Turn your cell phone off; Turn the sound off on your computer; Disable movie & video feeds, and remove offensive pictures from your desktop/screen saver.

A student that engages in disruptive behaviour will be asked to leave the classroom for the remainder of the period. Any student demonstrating repetition of disruptive behaviour will require a permission note from the Dean of the Ontario Agricultural College to attend future lectures.

Other Course Information:

University Policies

Academic Consideration

When you find yourself unable to meet an in-course requirement because of illness or compassionate reasons, please advise the course instructor in writing, with your name, id#, and e-mail contact. See the academic calendar for information on regulations and procedures for Academic Consideration:

Academic Misconduct

The University of Guelph is committed to upholding the highest standards of academic integrity and it is the responsibility of all members of the University community, faculty, staff, and students  to be aware of what constitutes academic misconduct and to do as much as possible to prevent academic offences from occurring.

University of Guelph students have the responsibility of abiding by the University's policy on academic misconduct regardless of their location of study; faculty, staff and students have the responsibility of supporting an environment that discourages misconduct. Students need to remain aware that instructors have access to and the right to use electronic and other means of detection. Please note: Whether or not a student intended to commit academic misconduct is not relevant for a finding of guilt. Hurried or careless submission of assignments does not excuse students from responsibility for verifying the academic integrity of their work before submitting it. Students who are in any doubt as to whether an action on their part could be construed as an academic offence should consult with a faculty member or faculty advisor.

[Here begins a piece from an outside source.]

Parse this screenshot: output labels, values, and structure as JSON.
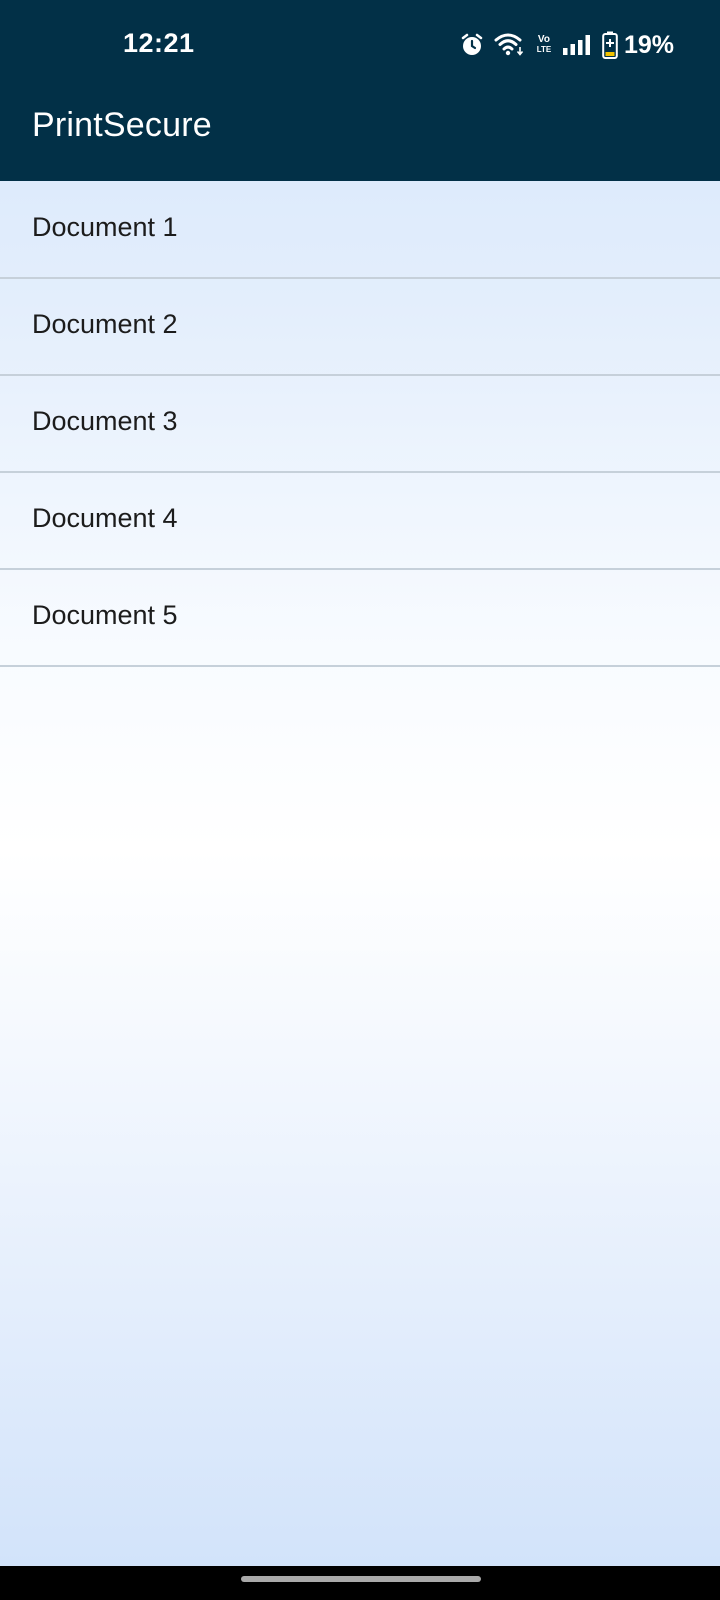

The Academic Misconduct Policy is detailed in the University Calenders:

Accessibility

The University of Guelph is committed to creating a barrier-free environment. Providing services for students is a shared responsibility among students, faculty and administrators. This relationship is based on respect of individual rights, the dignity of the individual and the University community's shared commitment to an open and supportive learning environment. Students requiring service or accommodation, whether due to an identified, ongoing disability or a short-term disability should contact the Student Accessibility Services (SAS), formerly Centre for Students with Disabilities (CSD), as soon as possible.

For more information, contact CSD at 519-824-4120 ext. 56208 or email sas@uoguelph.ca or visit the Student Accessibility Services website: http://www.uoguelph.ca/csd/.

Course Evaluation Information

Your ratings and comments are important.  Course evaluation data are used to assess and enhance the quality of teaching and student learning at the University of Guelph.  Student course ratings and comments are used as an important component in the Faculty Tenure & Promotion process, and as valuable feedback to help instructors improve their teaching effectiveness and to improve the delivery of the course.

Your responses will not affect your grade.  Course evaluation data are distributed to individual instructors after final grades have been submitted to the Registrar, following the completion of each academic semester.

Please be honest, respectful, constructive and thorough.  Instructors and review committees place great value on student course ratings and read all comments provided in course evaluations. It is helpful to provide comments on the strengths of the course, in addition to the areas for improvement.  Please refrain from personal comments unless they relate to teaching and learning.